Thursday, July 2, 2020
5:30 PM - 7:00 PM
Live via Zoom
On Thursday July 2nd, 2020 at 5:30pm PST, please join us on Zoom:
https://ucla.zoom.us/j/93399893553?pwd=bkttMHRqQnlnaVRZT3kwcnRSdGZNdz09
Meeting ID: 933 9989 3553
Password: 228747
Since June 2019, widespread protests have swept Hong Kong after a controversial Extradition Bill was introduced. In the ensuring months the protests were met with intense police actions and have escalated, setting off a complex series of political, economic, and cultural reverberations. Then in 2020 the COVID-19 outbreak further complicated the situation in Hong Kong, which took a dramatic turn in late May when the adoption of a new Hong Kong Security Law was introduced.
This “Teach-In” is an extension of a dialogue that began at UCLA last October. In this follow-up forum, the panelists will reconvene to explore how things have changed over the past nine months. The panelists will offer their views on the new Hong Kong Security Law, how COVID-19 has impacted the political situation, and how has the world been responding? For more context, participants are encouraged to listen to the podcast of Part I of this panel, which is available here: https://www.international.ucla.edu/ccs/article/209553
Jeffrey Wasserstrom is Chancellor’s Professor of History, University of California Irvine. He is the author, most recently, of Vigil: Hong Kong on the Brink, a short book published in February by Columbia Global Reports, and the co-author of the third edition of China in the 21st Century: What Everyone Needs to Know (Oxford 2018). In addition to writing for scholarly periodicals, he is a regular contributor to newspapers (including the New York Times and Los Angeles Times) and magazines (such as the Atlantic and Dissent).

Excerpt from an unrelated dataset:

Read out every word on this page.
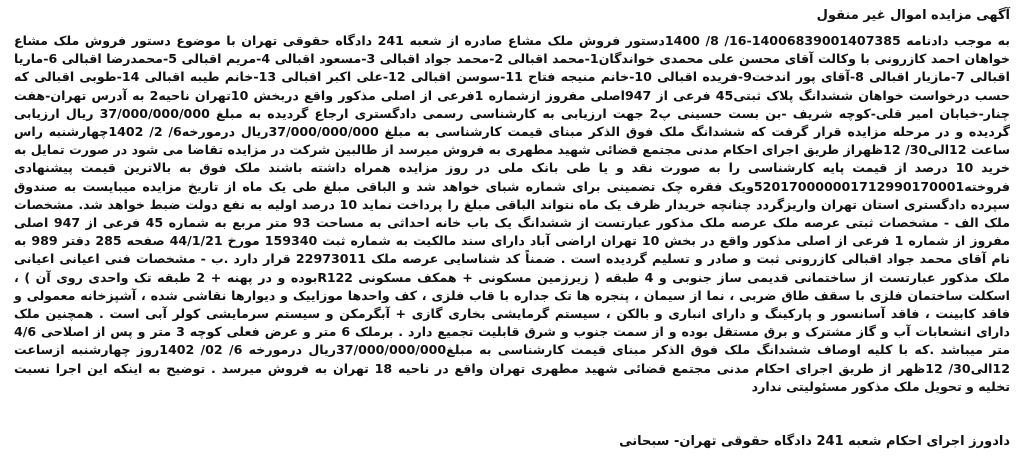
آگهی مزایده اموال غیر منقول

به موجب دادنامه 14006839001407385-16/ 8/ 1400دستور فروش ملک مشاع صادره از شعبه 241 دادگاه حقوقی تهران با موضوع دستور فروش ملک مشاع خواهان احمد کازرونی با وکالت آقای محسن علی محمدی خواندگان1-محمد اقبالی 2-محمد جواد اقبالی 3-مسعود اقبالی 4-مریم اقبالی 5-محمدرضا اقبالی 6-ماریا اقبالی 7-مازیار اقبالی 8-آقای پور اندخت9-فریده اقبالی 10-خانم منیجه فتاح 11-سوسن اقبالی 12-علی اکبر اقبالی 13-خانم طیبه اقبالی 14-طوبی اقبالی که حسب درخواست خواهان ششدانگ پلاک ثبتی45 فرعی از 947اصلی مفروز ازشماره 1فرعی از اصلی مذکور واقع دربخش 10تهران ناحیه2 به آدرس تهران-هفت چنار-خیابان امیر قلی-کوچه شریف -بن بست حسینی پ2 جهت ارزیابی به کارشناسی رسمی دادگستری ارجاع گردیده به مبلغ 37/000/000/000 ریال ارزیابی گردیده و در مرحله مزایده قرار گرفت که ششدانگ ملک فوق الذکر مبنای قیمت کارشناسی به مبلغ 37/000/000/000ریال درمورخه6/ 2/ 1402چهارشنبه راس ساعت 12الی30/ 12ظهراز طریق اجرای احکام مدنی مجتمع قضائی شهید مطهری به فروش میرسد از طالبین شرکت در مزایده تقاضا می شود در صورت تمایل به خرید 10 درصد از قیمت پایه کارشناسی را به صورت نقد و یا طی بانک ملی در روز مزایده همراه داشته باشند ملک فوق به بالاترین قیمت پیشنهادی فروخته520170000001712990170001ویک فقره چک تضمینی برای شماره شبای خواهد شد و الباقی مبلغ طی یک ماه از تاریخ مزایده میبایست به صندوق سپرده دادگستری استان تهران واریزگردد چنانچه خریدار ظرف یک ماه نتواند الباقی مبلغ را پرداخت نماید 10 درصد اولیه به نفع دولت ضبط خواهد شد. مشخصات ملک الف - مشخصات ثبتی عرصه ملک عرصه ملک مذکور عبارتست از ششدانگ یک باب خانه احداثی به مساحت 93 متر مربع به شماره 45 فرعی از 947 اصلی مفروز از شماره 1 فرعی از اصلی مذکور واقع در بخش 10 تهران اراضی آباد دارای سند مالکیت به شماره ثبت 159340 مورخ 44/1/21 صفحه 285 دفتر 989 به نام آقای محمد جواد اقبالی کازرونی ثبت و صادر و تسلیم گردیده است . ضمناً کد شناسایی عرصه ملک 22973011 قرار دارد .ب - مشخصات فنی اعیانی اعیانی ملک مذکور عبارتست از ساختمانی قدیمی ساز جنوبی و 4 طبقه ( زیرزمین مسکونی + همکف مسکونی R122بوده و در پهنه + 2 طبقه تک واحدی روی آن ) ، اسکلت ساختمان فلزی با سقف طاق ضربی ، نما از سیمان ، پنجره ها تک جداره با قاب فلزی ، کف واحدها موزاییک و دیوارها نقاشی شده ، آشپزخانه معمولی و فاقد کابینت ، فاقد آسانسور و پارکینگ و دارای انباری و بالکن ، سیستم گرمایشی بخاری گازی + آبگرمکن و سیستم سرمایشی کولر آبی است . همچنین ملک دارای انشعابات آب و گاز مشترک و برق مستقل بوده و از سمت جنوب و شرق قابلیت تجمیع دارد . برملک 6 متر و عرض فعلی کوچه 3 متر و پس از اصلاحی 4/6 متر میباشد .که با کلیه اوصاف ششدانگ ملک فوق الذکر مبنای قیمت کارشناسی به مبلغ37/000/000/000ریال درمورخه 6/ 02/ 1402روز چهارشنبه ازساعت 12الی30/ 12ظهر از طریق اجرای احکام مدنی مجتمع قضائی شهید مطهری تهران واقع در ناحیه 18 تهران به فروش میرسد . توضیح به اینکه این اجرا نسبت تخلیه و تحویل ملک مذکور مسئولیتی ندارد

دادورز اجرای احکام شعبه 241 دادگاه حقوقی تهران- سبحانی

Bellette Lee is Lecturer of Political Science at the University of California, Los Angeles, teaching Chinese politics under reform and international relations of East Asia. She received a B.A. from the University of Hong Kong, M.A. from the University of Birmingham (England), and PhD from the University of Chicago. Lee has published in the Journal of Contemporary Asia, Asia Network Exchange, and Chinese Law and Government. She is currently conducting research on the governing tactics of the Chinese state through development projects. Before going to graduate school, she was a politics reporter for South China Morning Post in the British colony of Hong Kong.
Chit Wai John Mok is a PhD student in sociology at the University of California, Irvine. His research interests include contentious politics, social movements, religion, and politics in Hong Kong and China. He writes commentaries on Hong Kong in both Chinese and English media outlets, including The Washington Post, Nikkei Asian Review, and The Progressive.